Psyquiatry online Brazil
polbr
Dezembro de 2013 - Vol.18 - Nº 12
Editor: Walmor J. Piccinini - Fundador: Giovanni Torello

 

Dezembro de 2013 - Vol.18 - Nº 12

Artigo do mês

O RETRATO DO SER HUMANO NUM FILME E OS FATORES QUE O DESUMANIZAM

Carlos Alberto Crespo de Souza ***

                                   “E o que o ser humano mais aspira é tornar-se ser humano”.

Clarice Lispector

           

            Há poucos dias assisti ao filme “Feliz Natal”– obra inspirada em uma história real, ocorrida no verão de 1914, quando a I Guerra estava iniciando – lançado em novembro de 2005 no Festival de Cannes. O cenário retrata uma ocorrência em que soldados ingleses, representados pelos escoceses, e franceses combatem alemães em trincheiras, perto uma das outras, num enfrentamento articulado por políticos e subservientes militares pelo poder de domínios territoriais e/ou desavenças econômicas.

            O transcorrer da filmagem causou-me impacto emocional e intelectual significativo. Incapaz de suportar tal vivência, tento compartilhar, com os que me leem, os sentimentos que me invadiram.

            No filme, atrocidades são mostradas, de lado a lado; ferimentos e mortes horríveis ocupam os pequenos espaços entre as trincheiras. A ignorância e a impropriedade dessas mortes e ferimentos são tangíveis e atingem nossa percepção num clímax de desespero, angústia ou aflição pelos soldados vitimados, sendo todos eles, na verdade, vítimas de uma brutalidade sem fim e objetos de uma luta que lhes escapa ao entendimento. 

            Logo no início, aparecem crianças das três nações (Inglaterra, França e Alemanha) em sala de aula, antecipando as ideias a elas incutidas pela necessidade de enfrentar um inimigo que deseja se apossar de territórios pátrios. Os alunos, meninos ainda pré-púberes, já estão bem orientados ou manipulados em execrar os oponentes como pessoas odiosas e capazes das maiores barbaridades.

            Depois desses discursos proferidos aos meninos, o cenário se modifica e a situação na frente de batalha é mostrada, embora, rapidamente, apareçam cenas anteriores, em que os agora rapazes, dominados pelo sentimento de defenderem seus países de origem, buscam o alistamento, tomados por um orgulho cívico ímpar (a ideia era que esses rapazes já estivessem prontos, educados desde sua infância de acordo com instruções internalizadas enquanto estudantes para o ódio de seus vizinhos). 

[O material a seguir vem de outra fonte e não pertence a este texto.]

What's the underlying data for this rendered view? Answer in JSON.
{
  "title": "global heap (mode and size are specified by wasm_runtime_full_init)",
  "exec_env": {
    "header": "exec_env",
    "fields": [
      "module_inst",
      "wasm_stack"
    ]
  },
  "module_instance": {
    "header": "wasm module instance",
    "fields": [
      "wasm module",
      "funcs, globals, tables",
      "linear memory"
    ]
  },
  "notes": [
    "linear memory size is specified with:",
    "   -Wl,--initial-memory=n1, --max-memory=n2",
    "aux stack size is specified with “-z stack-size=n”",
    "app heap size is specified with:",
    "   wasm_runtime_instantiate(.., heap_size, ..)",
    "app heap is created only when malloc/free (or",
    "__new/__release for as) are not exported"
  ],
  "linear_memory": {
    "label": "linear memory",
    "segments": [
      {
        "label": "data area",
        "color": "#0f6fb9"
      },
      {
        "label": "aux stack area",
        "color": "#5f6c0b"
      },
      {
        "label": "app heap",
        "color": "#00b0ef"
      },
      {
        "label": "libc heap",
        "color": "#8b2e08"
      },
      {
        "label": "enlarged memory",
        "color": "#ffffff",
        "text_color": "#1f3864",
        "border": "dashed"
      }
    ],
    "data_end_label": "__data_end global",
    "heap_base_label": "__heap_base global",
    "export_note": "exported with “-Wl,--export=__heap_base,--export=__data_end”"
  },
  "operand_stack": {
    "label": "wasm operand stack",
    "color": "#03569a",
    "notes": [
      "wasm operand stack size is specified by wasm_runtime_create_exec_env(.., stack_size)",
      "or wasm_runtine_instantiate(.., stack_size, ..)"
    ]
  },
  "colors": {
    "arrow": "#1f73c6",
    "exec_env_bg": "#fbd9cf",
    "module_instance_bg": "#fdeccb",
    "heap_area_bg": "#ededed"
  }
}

            Logo a seguir, o campo de batalha se apresenta a todos em sua dimensão de crueldade jamais pensada ou imaginada por cada um dos soldados das partes em conflito. O real, em sua dramaticidade, faz com que os sentimentos de patriotismo venham abaixo: o soldado menino/ homem passa a viver entre as expectativas de sobrevivência e morte, se mostra perdido, incrédulo com o que está vivenciando e passa a se questionar por quais razões ali se encontra e por quais motivos tem de passar por isso.                 

            Eis que, nesse ambiente aterrador, o Natal se avizinha. O cenário volta seus holofotes ao que cada um dos membros dos exércitos passa a fazer – dentro do pequeno espaço das trincheiras – quando cada um e no todo depositam suas expectativas para esse dia. O Natal, em toda sua representação simbólica, toma conta de todos – escoceses, franceses e alemães - os quais, como seres humanos, passam a ter atitudes ou comportamentos derivados de suas respectivas formações educacionais e familiares robustamente embebidas por religiosidade cristã, muito similar e superiores ou mais arraigadas do que aquelas em que o ódio lhes foi impingido.   

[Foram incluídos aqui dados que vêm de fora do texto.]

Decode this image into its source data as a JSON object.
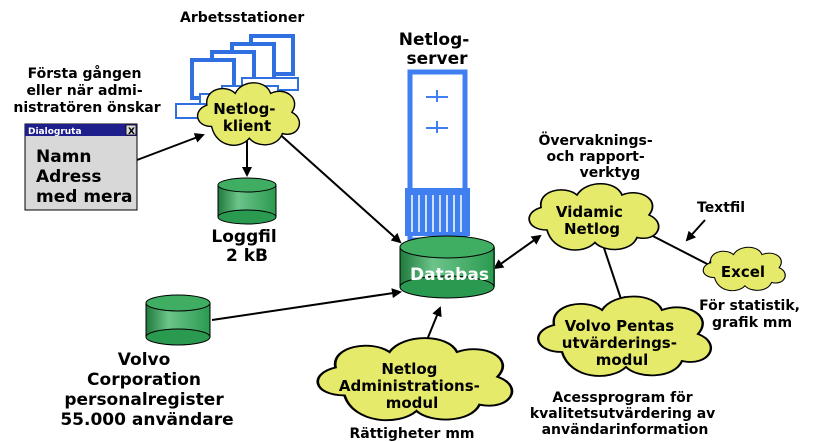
{
  "workstations": {
    "title": "Arbetsstationer"
  },
  "first_time_note": {
    "lines": [
      "Första gången",
      "eller när admi-",
      "nistratören önskar"
    ]
  },
  "dialog": {
    "title": "Dialogruta",
    "close": "X",
    "lines": [
      "Namn",
      "Adress",
      "med mera"
    ]
  },
  "netlog_client": {
    "lines": [
      "Netlog-",
      "klient"
    ]
  },
  "logfile": {
    "lines": [
      "Loggfil",
      "2 kB"
    ]
  },
  "netlog_server": {
    "lines": [
      "Netlog-",
      "server"
    ]
  },
  "database": {
    "label": "Databas"
  },
  "volvo_registry": {
    "lines": [
      "Volvo",
      "Corporation",
      "personalregister",
      "55.000 användare"
    ]
  },
  "admin_module": {
    "lines": [
      "Netlog",
      "Administrations-",
      "modul"
    ],
    "caption": "Rättigheter mm"
  },
  "monitoring_tools": {
    "lines": [
      "Övervaknings-",
      "och rapport-",
      "verktyg"
    ]
  },
  "vidamic": {
    "lines": [
      "Vidamic",
      "Netlog"
    ]
  },
  "textfile": {
    "label": "Textfil"
  },
  "excel": {
    "label": "Excel",
    "caption_lines": [
      "För statistik,",
      "grafik mm"
    ]
  },
  "volvo_penta": {
    "lines": [
      "Volvo Pentas",
      "utvärderings-",
      "modul"
    ],
    "caption_lines": [
      "Acessprogram för",
      "kvalitetsutvärdering av",
      "användarinformation"
    ]
  },
  "colors": {
    "cloud": "#e6ea6a",
    "cylinder": "#2a9a50",
    "monitor": "#2f6fe0",
    "server": "#3f7ff0",
    "dialog_title": "#1e1e8c"
  }
}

            A seguir, as cenas evidenciam um extraordinário e inusitado encontro entre as tropas: velas, luzes e cantos proporcionam o clímax do momento em que o humanismo, intrínseco ao homem, aparece em toda sua plenitude e espontaneidade, algo ainda existente em cada um dos combatentes, embora em lados conflitivos.  Eles confraternizam cantando – numa trégua – os hinos natalinos, cada qual em suas línguas. Logo a seguir, dentro de trégua combinada entre os oficiais, os soldados enterram seus mortos e encerram-na por uma partida de futebol, alheios e absortos pelo lúdico. Nesse momento, a estúpida guerra e sua brutalidade são totalmente esquecidas, todos envolvidos por uma disputa prazerosa, infantil e, por isso, humanizadora.    

            Porém, passado esse encontro extraordinário humanístico ocorrido na véspera de Natal e no próprio dia, as forças políticas de cada país beligerante, por seus governantes, condenam os participantes desse encontro, culpabilizando, de modo especial, seus principais oficiais. Tanto ingleses, representados pelos escoceses, franceses e alemães sofreram severas punições por sua “humanidade” protagonizada na véspera e no dia do Natal, e foram os soldados ali envolvidos enviados a outras frentes de combate, como castigo.    

            No processo investigatório dessas ações, entendidas como “traidoras”, figuras representativas da sociedade de então ali estiveram presentes: os políticos detentores do poder, os militares graduados e os representantes das igrejas. Cada um deles, por sua vez, externou sua opinião, mostrando o quanto tal atitude conciliatória era prejudicial aos seus países (interesses).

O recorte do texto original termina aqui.